Norfolk Manor receives surprise visitors..
Guelph family plays role of Santa for Seniors

Stockings for seniors
Joanne Shuttleworth, Mercury staff
GUELPH—Rachel Strine was packing Christmas hampers for low-income families with other Lakeside Hope House volunteers when she started thinking about all the seniors in the community who don’t have family to spend the day with.
She did a little research and learned there are no programs to bring Christmas to this population. So she and her daughters decided they’d be Santa to seniors this year.
They pared down their own Christmas wish lists and decided to use the money to purchase items to fill 13 stockings.
The girls wrote names on the stockings with fabric paint and wrote personal messages on greeting cards. They filled the stockings with gloves, scarves, socks and a stuffed Santa toy.
Dawn Keating at Norfolk Manor supplied the names of 13 residents who would appreciate the thoughtful gesture and on Tuesday afternoon the Strines delivered the stockings.
“My grandmother passed away suddenly last year,” said Rachel. “So this is a hard Christmas for us. But I know she’d be proud that we’re doing this. She often thought it was so sad that many nursing home residents don’t have family to visit them at Christmas.
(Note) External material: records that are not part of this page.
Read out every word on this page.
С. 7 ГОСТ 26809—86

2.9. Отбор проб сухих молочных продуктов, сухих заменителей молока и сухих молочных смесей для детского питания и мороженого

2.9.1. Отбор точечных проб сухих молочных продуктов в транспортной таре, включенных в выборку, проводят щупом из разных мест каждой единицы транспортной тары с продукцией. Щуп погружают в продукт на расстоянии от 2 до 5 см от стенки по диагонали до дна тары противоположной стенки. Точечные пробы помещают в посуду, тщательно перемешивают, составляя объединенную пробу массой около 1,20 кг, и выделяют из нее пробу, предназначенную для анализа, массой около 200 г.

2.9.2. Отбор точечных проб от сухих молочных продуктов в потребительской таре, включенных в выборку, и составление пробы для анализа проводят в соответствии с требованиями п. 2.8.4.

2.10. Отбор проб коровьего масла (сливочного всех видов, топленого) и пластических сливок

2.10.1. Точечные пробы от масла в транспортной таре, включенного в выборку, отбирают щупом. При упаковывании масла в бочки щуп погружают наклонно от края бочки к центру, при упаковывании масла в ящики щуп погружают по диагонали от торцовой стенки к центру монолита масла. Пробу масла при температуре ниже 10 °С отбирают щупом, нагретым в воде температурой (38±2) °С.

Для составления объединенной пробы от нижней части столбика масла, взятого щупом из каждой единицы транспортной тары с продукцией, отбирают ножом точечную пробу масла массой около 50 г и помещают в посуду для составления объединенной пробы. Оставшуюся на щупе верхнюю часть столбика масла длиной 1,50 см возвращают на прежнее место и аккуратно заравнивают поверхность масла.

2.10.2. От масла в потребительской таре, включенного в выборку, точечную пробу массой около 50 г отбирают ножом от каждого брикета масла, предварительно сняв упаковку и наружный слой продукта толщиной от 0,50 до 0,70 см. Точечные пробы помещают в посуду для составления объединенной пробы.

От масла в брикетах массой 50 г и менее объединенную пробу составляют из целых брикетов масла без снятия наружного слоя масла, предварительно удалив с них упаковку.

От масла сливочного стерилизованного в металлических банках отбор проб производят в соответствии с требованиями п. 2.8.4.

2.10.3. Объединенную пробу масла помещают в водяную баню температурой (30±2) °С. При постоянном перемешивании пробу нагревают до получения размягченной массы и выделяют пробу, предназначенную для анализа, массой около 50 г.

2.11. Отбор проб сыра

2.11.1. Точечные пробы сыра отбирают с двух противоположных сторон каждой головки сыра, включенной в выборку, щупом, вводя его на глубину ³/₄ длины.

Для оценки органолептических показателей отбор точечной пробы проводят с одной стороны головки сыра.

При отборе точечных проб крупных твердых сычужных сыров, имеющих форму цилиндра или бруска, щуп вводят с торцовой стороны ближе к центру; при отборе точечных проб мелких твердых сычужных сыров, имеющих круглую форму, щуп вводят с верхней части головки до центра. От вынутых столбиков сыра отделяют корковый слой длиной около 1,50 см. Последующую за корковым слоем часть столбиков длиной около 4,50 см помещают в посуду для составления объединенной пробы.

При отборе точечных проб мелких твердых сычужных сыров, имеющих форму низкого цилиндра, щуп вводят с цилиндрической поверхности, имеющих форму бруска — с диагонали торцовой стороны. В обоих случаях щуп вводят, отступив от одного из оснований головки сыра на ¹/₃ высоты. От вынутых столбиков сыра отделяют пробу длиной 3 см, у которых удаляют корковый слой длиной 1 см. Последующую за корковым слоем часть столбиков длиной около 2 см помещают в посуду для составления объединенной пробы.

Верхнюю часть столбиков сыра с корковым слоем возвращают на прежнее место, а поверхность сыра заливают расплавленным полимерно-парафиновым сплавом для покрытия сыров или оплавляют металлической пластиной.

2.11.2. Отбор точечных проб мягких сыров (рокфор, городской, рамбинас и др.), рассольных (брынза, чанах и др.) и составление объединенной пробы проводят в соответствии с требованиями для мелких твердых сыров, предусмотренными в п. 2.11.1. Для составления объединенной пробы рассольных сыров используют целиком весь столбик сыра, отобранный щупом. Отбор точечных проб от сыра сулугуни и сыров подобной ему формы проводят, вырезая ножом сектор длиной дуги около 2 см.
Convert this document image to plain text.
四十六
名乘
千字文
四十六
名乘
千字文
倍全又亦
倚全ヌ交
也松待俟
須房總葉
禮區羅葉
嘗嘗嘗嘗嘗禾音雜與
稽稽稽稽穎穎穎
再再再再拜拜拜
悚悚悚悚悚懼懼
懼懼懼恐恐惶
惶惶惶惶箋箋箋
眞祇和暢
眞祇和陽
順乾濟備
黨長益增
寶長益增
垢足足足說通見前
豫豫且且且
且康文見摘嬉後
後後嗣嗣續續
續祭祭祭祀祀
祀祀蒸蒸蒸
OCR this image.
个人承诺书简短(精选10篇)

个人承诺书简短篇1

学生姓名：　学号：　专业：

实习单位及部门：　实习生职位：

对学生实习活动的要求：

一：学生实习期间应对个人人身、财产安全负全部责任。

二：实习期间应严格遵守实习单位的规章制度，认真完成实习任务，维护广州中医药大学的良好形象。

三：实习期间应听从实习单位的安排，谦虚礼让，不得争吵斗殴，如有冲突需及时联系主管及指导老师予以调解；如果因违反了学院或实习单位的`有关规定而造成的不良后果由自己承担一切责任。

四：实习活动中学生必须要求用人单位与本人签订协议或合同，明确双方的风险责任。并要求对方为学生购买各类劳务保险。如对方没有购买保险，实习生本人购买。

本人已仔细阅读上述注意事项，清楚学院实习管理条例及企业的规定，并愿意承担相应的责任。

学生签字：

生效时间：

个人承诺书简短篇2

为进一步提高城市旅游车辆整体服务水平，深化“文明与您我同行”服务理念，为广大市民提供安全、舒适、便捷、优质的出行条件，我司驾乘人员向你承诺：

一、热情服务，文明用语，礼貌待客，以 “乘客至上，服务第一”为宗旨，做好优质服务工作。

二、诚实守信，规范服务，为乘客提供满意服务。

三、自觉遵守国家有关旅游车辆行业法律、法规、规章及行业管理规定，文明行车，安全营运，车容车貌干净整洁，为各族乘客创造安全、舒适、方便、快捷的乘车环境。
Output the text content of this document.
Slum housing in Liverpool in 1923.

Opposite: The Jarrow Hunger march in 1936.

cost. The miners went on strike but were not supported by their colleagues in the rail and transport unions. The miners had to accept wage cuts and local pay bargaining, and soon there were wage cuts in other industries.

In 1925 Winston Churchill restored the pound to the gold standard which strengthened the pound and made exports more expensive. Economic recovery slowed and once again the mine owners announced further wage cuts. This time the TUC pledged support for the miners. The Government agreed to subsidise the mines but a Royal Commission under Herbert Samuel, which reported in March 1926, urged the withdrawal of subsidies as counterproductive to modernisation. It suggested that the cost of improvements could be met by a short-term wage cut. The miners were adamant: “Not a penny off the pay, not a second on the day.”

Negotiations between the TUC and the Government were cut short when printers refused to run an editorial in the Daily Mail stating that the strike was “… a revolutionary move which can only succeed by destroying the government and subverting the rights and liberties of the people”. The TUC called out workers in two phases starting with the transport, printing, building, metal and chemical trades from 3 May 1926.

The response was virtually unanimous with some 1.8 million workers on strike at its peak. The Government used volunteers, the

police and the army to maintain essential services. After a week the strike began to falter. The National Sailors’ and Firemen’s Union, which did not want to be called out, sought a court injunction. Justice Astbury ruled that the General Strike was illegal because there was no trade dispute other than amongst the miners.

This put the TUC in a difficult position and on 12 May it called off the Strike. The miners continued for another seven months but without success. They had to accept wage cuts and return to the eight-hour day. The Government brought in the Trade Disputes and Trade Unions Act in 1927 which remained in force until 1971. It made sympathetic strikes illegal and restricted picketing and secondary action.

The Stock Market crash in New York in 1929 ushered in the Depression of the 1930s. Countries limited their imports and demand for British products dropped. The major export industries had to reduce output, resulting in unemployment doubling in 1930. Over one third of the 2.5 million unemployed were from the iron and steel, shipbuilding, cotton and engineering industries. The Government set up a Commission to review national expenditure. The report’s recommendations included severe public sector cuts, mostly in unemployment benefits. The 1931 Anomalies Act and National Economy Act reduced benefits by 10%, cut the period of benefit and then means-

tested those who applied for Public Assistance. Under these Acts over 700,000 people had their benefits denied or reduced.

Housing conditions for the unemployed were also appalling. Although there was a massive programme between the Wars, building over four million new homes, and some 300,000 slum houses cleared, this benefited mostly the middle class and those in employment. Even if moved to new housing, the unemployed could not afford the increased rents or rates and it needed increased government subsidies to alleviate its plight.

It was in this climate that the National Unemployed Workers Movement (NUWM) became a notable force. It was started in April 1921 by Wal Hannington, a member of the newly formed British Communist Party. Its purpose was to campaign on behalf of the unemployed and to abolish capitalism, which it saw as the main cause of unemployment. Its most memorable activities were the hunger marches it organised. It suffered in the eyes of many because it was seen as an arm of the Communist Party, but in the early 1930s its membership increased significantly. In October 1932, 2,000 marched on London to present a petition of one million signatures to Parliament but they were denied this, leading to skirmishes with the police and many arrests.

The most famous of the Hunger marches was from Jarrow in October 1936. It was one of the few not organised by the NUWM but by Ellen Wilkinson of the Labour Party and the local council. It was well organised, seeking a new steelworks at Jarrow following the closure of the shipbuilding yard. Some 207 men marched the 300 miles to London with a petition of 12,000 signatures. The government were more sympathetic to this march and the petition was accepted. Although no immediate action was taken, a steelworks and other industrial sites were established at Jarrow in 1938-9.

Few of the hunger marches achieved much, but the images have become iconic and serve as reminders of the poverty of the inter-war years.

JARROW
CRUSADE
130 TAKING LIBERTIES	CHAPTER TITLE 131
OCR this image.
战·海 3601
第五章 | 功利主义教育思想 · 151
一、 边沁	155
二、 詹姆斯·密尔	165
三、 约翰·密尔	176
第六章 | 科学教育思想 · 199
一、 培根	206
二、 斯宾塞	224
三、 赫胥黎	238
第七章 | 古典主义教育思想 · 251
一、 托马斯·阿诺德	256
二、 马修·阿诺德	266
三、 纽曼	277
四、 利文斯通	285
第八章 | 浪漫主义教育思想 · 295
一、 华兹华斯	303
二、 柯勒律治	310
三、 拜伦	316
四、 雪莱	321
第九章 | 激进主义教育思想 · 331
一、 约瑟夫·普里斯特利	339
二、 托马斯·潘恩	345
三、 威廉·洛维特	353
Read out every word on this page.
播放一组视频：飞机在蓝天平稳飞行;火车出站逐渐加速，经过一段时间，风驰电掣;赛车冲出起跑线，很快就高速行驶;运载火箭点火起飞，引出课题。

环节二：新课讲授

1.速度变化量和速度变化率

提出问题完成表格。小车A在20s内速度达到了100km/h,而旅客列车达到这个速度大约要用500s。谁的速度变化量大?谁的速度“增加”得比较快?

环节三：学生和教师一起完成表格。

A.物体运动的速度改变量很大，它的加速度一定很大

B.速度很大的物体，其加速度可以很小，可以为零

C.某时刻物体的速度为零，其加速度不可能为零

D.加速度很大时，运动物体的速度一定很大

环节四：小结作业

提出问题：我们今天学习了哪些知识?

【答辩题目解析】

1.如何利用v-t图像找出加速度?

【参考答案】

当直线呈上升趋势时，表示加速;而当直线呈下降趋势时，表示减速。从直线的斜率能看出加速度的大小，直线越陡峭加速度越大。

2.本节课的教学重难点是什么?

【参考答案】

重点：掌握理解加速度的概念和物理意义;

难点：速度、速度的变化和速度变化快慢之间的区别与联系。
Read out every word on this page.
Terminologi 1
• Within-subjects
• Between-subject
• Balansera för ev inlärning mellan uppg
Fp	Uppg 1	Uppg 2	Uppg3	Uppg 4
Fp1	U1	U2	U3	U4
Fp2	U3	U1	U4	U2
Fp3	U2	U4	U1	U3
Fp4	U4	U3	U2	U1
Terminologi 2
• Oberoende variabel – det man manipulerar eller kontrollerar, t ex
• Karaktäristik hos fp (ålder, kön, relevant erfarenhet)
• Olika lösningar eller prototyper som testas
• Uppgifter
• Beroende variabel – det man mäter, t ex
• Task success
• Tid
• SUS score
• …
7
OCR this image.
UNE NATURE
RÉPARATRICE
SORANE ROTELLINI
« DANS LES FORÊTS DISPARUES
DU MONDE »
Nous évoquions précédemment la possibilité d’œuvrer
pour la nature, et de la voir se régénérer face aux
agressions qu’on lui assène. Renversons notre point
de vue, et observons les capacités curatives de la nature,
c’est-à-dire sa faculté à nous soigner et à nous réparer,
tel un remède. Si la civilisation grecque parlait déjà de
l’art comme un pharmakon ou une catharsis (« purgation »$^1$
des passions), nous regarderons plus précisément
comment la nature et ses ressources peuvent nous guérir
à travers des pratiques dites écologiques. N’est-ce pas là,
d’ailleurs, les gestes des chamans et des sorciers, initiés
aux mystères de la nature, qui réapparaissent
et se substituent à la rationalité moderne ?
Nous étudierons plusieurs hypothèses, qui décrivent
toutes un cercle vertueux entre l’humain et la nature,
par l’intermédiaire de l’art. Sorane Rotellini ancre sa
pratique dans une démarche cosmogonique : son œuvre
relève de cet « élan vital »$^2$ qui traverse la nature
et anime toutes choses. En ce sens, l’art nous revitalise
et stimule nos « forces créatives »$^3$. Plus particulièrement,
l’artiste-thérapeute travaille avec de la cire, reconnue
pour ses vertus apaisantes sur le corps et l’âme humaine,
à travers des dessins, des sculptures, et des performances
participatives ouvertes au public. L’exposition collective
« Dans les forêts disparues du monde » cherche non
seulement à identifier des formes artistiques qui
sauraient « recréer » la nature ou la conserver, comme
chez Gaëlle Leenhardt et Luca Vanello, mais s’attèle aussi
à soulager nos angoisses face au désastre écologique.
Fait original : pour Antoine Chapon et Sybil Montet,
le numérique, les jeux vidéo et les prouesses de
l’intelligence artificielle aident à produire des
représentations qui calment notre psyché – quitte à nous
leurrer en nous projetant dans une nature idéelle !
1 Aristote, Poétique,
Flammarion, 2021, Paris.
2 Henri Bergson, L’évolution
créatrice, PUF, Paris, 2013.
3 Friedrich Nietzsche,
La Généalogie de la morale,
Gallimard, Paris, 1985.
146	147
The girls have really embraced it.”
“We get a lot of gifts,” said Gabrielle Walkey, 13. “It’s better to give them to people who need things.”
“It’s nice to make them happy,” agreed Lillianna Strine, 10. “Christmas is about being happy.”
Doug Barrow, a Norfolk Manor resident, joked with the family during a photo.
“There’s only one stocking here,” he teased. “How am I supposed to wear this?”
The family was heading to their grandmother’s grave after their stop at Norfolk Manor.
“We’ll have to tell her all about it,” Rachel said.